Toxicol Appl Pharmacol. 2018 10 1 ;356:76-89. Epub 2018 Aug 4. PMID: 30009775
Recently, we have reported that Demethoxycurcumin induced Reactive oxygen species via inhibition of Mitochondrial Superoxide Dismutase is an initial event to trigger apoptosis through caspase-8 and 9 activation and to inhibit Akt/NF-κB survival signaling in human glioma U87 MG cells (Kumar et al., 2018). Although cell-cycle disruption had been suggested to be the possible mechanism for DMC inhibitory effect on human glioma U87 MG cells, comprehensive mechanisms of cell-cycle arrest caused by DMC are not fully understood. The present study was designed to elucidate the DMC induced mechanism of cell cycle arrest in human glioma U87 MG cells.
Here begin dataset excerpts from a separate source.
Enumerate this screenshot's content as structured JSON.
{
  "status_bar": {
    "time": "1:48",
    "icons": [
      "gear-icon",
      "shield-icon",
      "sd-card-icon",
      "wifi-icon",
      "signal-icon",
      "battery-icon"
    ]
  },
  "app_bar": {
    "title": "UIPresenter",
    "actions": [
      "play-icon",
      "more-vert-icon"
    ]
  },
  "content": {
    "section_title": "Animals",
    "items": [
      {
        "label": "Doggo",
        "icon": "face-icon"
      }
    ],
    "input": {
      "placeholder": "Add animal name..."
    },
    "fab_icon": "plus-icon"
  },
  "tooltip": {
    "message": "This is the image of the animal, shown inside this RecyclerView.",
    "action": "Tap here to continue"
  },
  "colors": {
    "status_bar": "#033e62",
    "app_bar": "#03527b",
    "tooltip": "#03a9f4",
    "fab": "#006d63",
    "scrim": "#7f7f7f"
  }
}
In this study, the results illustrated that DMC induced Reactive oxygen species (ROS) leads to reduced expression of CDC25C, Cyclin B1 and CDK1 (Thr161) triggers G2/M cell cycle arrestin U87 MG glioma cells. Moreover, the DMC induced ROS generation activates ubiquitination and proteasome degradation of CDC25C and Cyclin B1 in U87MG glioma cells. In addition, the immunoprecipitation results showed that significant dissociation of CDK1or CDC2-Cyclin B1 complex leads to G2/M cell cycle arrest. To explore the possibility of direct involvement of DMC in the dissociation of CDK1/Cyclin B1 complex, the molecular docking and MD simulation studies were carried. The results showed that DMC nicely fitted into the binding site of CDK1 and Cyclin B1 with minimum binding energy (ΔG) of-9.46 kcal/mol (Ki = 0.11 μM) and - 9.90 kcal/mol (Ki = 0.05 μM) respectively. Therefore, this is the first study demonstrating CDC25C and Cyclin B1 proteins could be used as potential target for anticancer therapy and DMC may be explored as new therapeutic agent in the cure of Glioblastoma (GBM).